3. Do a Search for Transactions Still in Process
As explained in the first procedure, it is very unlikely that the company’s final balance and bank’s final balance are at the same nominal. This is caused by recording errors from both companies and banks. Can be in the form of a deposit in transit or an outstanding check. Deposits in transit or deposits in cash are cash and / or checks that have been received and recorded by a company, but have not been recorded in the bank records where the company holds funds. A deposit in the process occurs when the data arrives late at the bank so it cannot be entered in the record on that day.
Another reason is if the company sends a deposit but is delayed or the company has not sent a deposit to the bank at all. While outstanding checks are checks that have been recorded by the company, but have not been cashed. These two components are the components that cause the greatest difference in nominal cash balances. Therefore it is necessary to carry out a search that is continued by contacting the parties associated with the transaction.
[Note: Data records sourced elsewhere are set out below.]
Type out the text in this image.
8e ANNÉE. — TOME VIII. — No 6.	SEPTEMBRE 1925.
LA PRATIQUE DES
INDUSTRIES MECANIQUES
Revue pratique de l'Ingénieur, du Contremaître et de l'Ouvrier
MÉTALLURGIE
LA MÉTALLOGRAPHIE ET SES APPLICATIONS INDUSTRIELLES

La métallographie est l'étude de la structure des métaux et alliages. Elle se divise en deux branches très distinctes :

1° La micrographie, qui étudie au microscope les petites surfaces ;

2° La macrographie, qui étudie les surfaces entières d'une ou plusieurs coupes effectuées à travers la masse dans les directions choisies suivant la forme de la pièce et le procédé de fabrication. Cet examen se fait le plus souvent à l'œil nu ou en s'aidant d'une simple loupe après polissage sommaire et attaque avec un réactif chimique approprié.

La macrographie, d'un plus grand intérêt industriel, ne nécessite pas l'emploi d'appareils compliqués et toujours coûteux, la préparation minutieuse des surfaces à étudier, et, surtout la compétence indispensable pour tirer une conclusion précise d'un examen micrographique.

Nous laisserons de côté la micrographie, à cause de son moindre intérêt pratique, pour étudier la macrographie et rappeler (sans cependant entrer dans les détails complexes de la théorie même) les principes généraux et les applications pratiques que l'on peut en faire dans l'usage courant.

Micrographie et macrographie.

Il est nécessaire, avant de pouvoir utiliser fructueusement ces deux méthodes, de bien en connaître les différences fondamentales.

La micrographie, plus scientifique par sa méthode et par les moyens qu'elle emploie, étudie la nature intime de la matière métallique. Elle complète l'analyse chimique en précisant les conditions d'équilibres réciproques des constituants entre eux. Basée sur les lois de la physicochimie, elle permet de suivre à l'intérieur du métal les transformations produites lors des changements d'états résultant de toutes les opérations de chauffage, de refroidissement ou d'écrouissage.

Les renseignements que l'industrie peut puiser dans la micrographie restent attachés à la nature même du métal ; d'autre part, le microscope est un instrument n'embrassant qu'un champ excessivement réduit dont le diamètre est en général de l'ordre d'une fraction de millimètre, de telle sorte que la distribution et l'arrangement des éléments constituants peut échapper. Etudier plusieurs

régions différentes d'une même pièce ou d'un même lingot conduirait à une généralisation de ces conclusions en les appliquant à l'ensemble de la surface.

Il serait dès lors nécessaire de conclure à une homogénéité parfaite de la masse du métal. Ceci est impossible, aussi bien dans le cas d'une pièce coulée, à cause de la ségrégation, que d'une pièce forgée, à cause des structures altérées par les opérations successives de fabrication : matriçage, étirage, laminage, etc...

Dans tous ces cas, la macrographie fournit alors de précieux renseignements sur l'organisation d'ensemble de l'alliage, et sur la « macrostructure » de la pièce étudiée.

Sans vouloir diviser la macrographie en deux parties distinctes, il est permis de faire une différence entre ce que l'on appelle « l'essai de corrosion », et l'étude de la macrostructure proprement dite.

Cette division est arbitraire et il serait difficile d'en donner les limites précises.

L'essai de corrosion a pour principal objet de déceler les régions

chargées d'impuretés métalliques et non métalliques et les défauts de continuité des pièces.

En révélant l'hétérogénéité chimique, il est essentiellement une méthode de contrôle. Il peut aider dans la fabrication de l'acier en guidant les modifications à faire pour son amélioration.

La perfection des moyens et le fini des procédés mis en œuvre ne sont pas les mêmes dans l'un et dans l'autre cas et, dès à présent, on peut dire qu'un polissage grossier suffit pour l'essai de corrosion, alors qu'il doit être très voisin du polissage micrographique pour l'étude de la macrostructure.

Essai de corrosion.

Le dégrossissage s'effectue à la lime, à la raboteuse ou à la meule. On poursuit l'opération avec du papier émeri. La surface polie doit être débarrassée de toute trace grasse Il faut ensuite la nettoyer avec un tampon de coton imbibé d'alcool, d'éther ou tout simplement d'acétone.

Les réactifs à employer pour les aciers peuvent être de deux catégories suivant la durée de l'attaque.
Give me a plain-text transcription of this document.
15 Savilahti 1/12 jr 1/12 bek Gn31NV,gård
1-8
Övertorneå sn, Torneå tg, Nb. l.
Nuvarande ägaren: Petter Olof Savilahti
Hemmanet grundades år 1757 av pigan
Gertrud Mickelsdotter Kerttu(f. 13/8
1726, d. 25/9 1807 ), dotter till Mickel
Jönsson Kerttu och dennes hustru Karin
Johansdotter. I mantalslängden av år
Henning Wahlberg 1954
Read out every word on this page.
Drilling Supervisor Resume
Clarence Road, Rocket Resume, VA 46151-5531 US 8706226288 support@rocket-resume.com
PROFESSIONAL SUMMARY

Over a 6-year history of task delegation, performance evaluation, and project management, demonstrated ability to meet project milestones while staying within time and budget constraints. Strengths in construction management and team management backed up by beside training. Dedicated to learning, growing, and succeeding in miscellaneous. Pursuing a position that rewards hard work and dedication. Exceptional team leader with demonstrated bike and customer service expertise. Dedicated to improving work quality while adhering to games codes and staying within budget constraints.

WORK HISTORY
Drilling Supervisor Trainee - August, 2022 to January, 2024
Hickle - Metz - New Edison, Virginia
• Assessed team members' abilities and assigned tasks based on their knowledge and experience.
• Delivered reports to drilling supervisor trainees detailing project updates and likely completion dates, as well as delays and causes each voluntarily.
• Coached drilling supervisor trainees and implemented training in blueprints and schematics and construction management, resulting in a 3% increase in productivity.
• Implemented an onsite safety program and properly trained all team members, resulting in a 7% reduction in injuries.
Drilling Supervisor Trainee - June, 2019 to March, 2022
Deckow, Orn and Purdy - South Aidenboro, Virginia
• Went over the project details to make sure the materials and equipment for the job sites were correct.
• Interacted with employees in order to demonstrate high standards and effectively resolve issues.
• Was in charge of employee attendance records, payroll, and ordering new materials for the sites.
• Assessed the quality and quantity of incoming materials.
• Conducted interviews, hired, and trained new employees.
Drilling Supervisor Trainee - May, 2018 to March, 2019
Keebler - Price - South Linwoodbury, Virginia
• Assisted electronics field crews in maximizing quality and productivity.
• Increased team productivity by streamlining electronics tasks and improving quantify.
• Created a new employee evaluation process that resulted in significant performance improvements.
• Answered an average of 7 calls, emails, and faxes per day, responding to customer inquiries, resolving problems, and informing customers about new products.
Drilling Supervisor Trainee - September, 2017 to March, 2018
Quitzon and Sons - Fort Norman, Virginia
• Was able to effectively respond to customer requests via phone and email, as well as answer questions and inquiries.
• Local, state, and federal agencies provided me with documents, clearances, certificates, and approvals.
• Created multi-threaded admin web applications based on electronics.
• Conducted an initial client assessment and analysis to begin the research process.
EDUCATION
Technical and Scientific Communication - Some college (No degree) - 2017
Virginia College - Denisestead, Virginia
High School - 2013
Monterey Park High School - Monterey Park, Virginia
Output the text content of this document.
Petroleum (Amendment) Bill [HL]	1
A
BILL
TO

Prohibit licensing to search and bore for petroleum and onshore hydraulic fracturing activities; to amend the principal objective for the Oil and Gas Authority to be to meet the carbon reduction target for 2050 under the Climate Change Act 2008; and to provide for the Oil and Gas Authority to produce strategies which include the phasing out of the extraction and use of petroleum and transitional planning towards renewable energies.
4. Create a Bank Reconciliation Worksheet and Calculate the Difference
The next step is to create a bank reconciliation worksheet. It is in this worksheet that will later be used as a container for calculating all recorded transactions. After the calculation will be found the actual difference between the balance in the bank account with the balance recorded in the company’s ledger. If there is no nominal balance difference, the bank reconciliation process is complete. But if there is still a difference between the two then it is necessary to proceed to the next stage.
5. Search and Re-checking
This stage is done if there is a nominal difference between the balance in the company’s ledger and bank account. At this stage the search and re-checking of the cause of the problem is carried out. If the nominal difference is less than one million, the possibility of an error occurs when entering numbers in the records made by accountants.